Das Internet ist die Einstiegsdroge für die jungen Gotteskrieger. Wer sich über den Islam informiert, kann sich auch in den Krieg googeln. Facebook, Instagram, Youtube, Twitter sind das digital dokumentierte Tagebuch des brutalen Krieges der Terrormiliz IS (Islamischer Staat) im Irak und in Syrien - ihr Markenzeichen.

Ende August sollen bereits mehr als 2600 junge IS-Kämpfer aus Europa für diesen Krieg und den Aufbau eines Gottesstaates rekrutiert worden sein, 130 aus Österreich. US-Präsident Barack Obama warnte bereits vor den "Djihad-Touristen".

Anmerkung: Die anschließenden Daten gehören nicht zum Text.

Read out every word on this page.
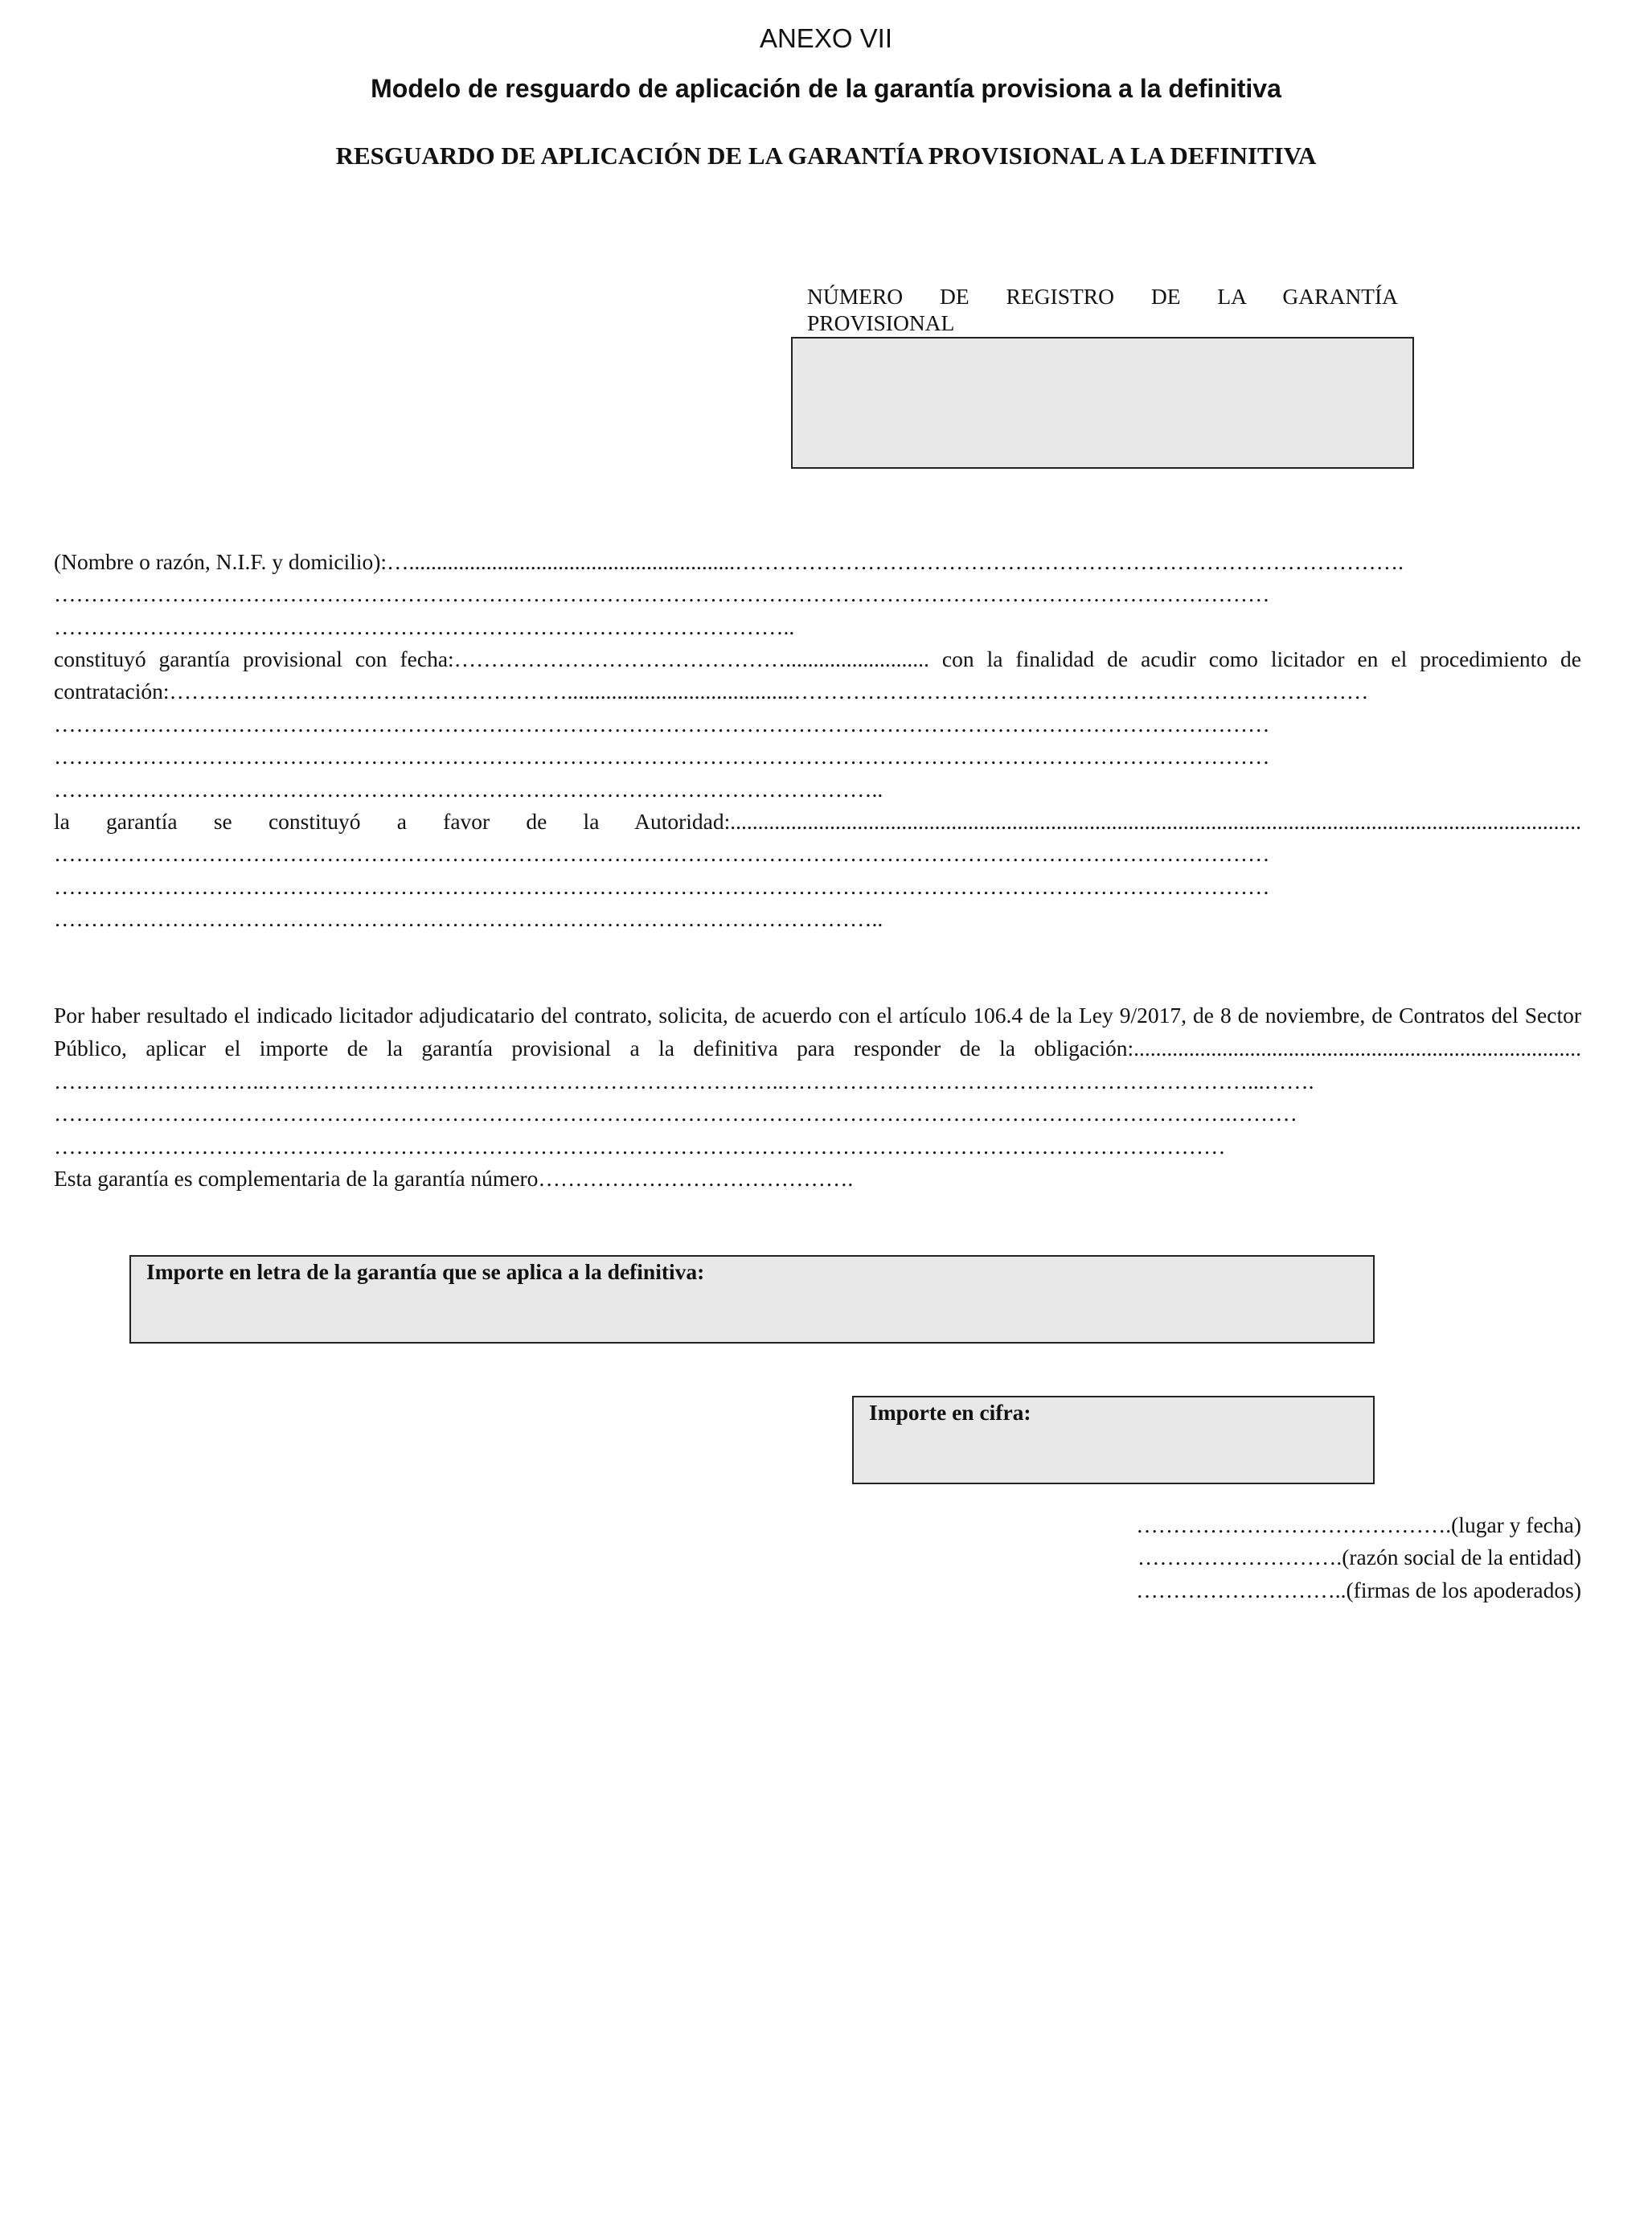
ANEXO VII
Modelo de resguardo de aplicación de la garantía provisiona a la definitiva
RESGUARDO DE APLICACIÓN DE LA GARANTÍA PROVISIONAL A LA DEFINITIVA
NÚMERO DE REGISTRO DE LA GARANTÍA
PROVISIONAL
(Nombre o razón, N.I.F. y domicilio):…...........................................................……………………………………………………………………………….
…………………………………………………………………………………………………………………………………………………
………………………………………………………………………………………..
constituyó garantía provisional con fecha:……………………………………….......................... con la finalidad de acudir como licitador en el procedimiento de
contratación:……………………………………………….........................................……………………………………………………………………
…………………………………………………………………………………………………………………………………………………
…………………………………………………………………………………………………………………………………………………
…………………………………………………………………………………………………..
la garantía se constituyó a favor de la Autoridad:..........................................................................................................................................................
…………………………………………………………………………………………………………………………………………………
…………………………………………………………………………………………………………………………………………………
…………………………………………………………………………………………………..
Por haber resultado el indicado licitador adjudicatario del contrato, solicita, de acuerdo con el artículo 106.4 de la Ley 9/2017, de 8 de noviembre, de Contratos del Sector
Público, aplicar el importe de la garantía provisional a la definitiva para responder de la obligación:.................................................................................
………………………..……………………………………………………………..………………………………………………………...…….
…………………………………………………………………………………………………………………………………………….………
……………………………………………………………………………………………………………………………………………
Esta garantía es complementaria de la garantía número…………………………………….
Importe en letra de la garantía que se aplica a la definitiva:
Importe en cifra:
…………………………………….(lugar y fecha)
……………………….(razón social de la entidad)
………………………..(firmas de los apoderados)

Was motiviert junge Burschen und neuerdings auch verstärkt Mädchen, in diesen Krieg nach Syrien zu ziehen? Wer sind sie? Woran glauben sie? Wie werden sie geködert?

"Soziale Netzwerke im Internet spielen in der Rekrutierung der Jugendlichen eine wichtige Rolle, aber auch der Freundeskreis", erklärt der Wiener Politikwissenschaftler Thomas Schmidinger. In der Jugendszene werden Kontakte geknüpft, wird gezielt geworben. "Die Werber versprechen genau das, was vielen fehlt: ein Sinn im Leben und die Zusage nach Erfüllung", erzählt ein 18-Jähriger aus Wien. Ein Held zu sein. Die "Djihadisten-Fischer" sprechen Deutsch, Englisch und Arabisch und bearbeiten potenzielle Kämpfer wochenlang mit ihren Verschwörungstheorien zu "sozial gerechtem Welthandel" oder Ähnlichem. Das Böse ist klar gezeichnet: die Amerikaner, die Zionisten, der Finanzmarkt.

Die neuen Djihadisten kommen aus allen Gesellschaftsschichten. "Viele sind religiöse Analphabeten", erklärt Schmidinger. Sie stammen aus atheistischen oder nicht-muslimischen Familien und konvertieren irgendwann zum Islam. "Sie suchen die Ideologie, nicht die Religion", so der Politologe. Djihadisten-Islam als Ersatzreligion. Dazu passt die Geschichte von zwei jungen Briten, die in den "Heiligen Krieg" zogen und sich davor noch schnell das Buch "Islam for Dummies" ("Islam für Dummköpfe") online bestellten. Denn viel Zeit bleibt nicht, es ist ein Extremisierungsprozess von "null auf hundert". Das Gefährliche: Einmal von der radikalen Denkweise infiziert, ist ein Ausstieg hoffnungslos. Der Kontakt zur Familie reißt ab, im Todesfall schickt die IS-Terrorgruppe ein SMS nach Hause.

Dass sich nun auch junge Frauen einer djihadistischen Gruppe anschließen, zeigt, dass die IS ihre Rekrutierungsmethoden perfektioniert hat und auf gezielten "Mädchenfang" setzt - mit Ködern, in die sich die Mädchen verlieben, oder dem "Mutter-Teresa-Profil", also dem Vorwand, sie würden kriegsgeschundenen Kindern helfen. Auch Burschen werden verführt, erklärt der Wiener Islamexperte Rüdiger Lohlker: "Djihadisten unterscheiden drei Kategorien Frauen: die Mütter, die ihre Söhne zurückhalten wollen. Huren, vor allem Europäerinnen, und Jungfrauen, die moralisch einwandfrei sind. Diese werden ihnen versprochen, wenn sie ins Paradies gelangen."

Hilfe für Betroffene

Bisher fehlten in Österreich die Ansprechpersonen. Deswegen hat Schmidinger mit dem islamischen Religionspädagogen Moussa Al-Hassan Diaw einen Verein für Deradikalisierung gegründet. Das "Netzwerk Sozialer Zusammenhalt" will eine Beratungsstelle aufbauen und Schulungen für Institutionen anbieten. Verhindern, dass die Jungen in den Terrorismus abdriften. Und verhindern, dass alle Muslime über einen Kamm geschoren werden. Denn: "Wenn es in den Medien negative Berichterstattung über den Islam gibt, nimmt die Diskriminierung zu", sagt Helga Suleiman vom Grazer Mädchenverein Somm.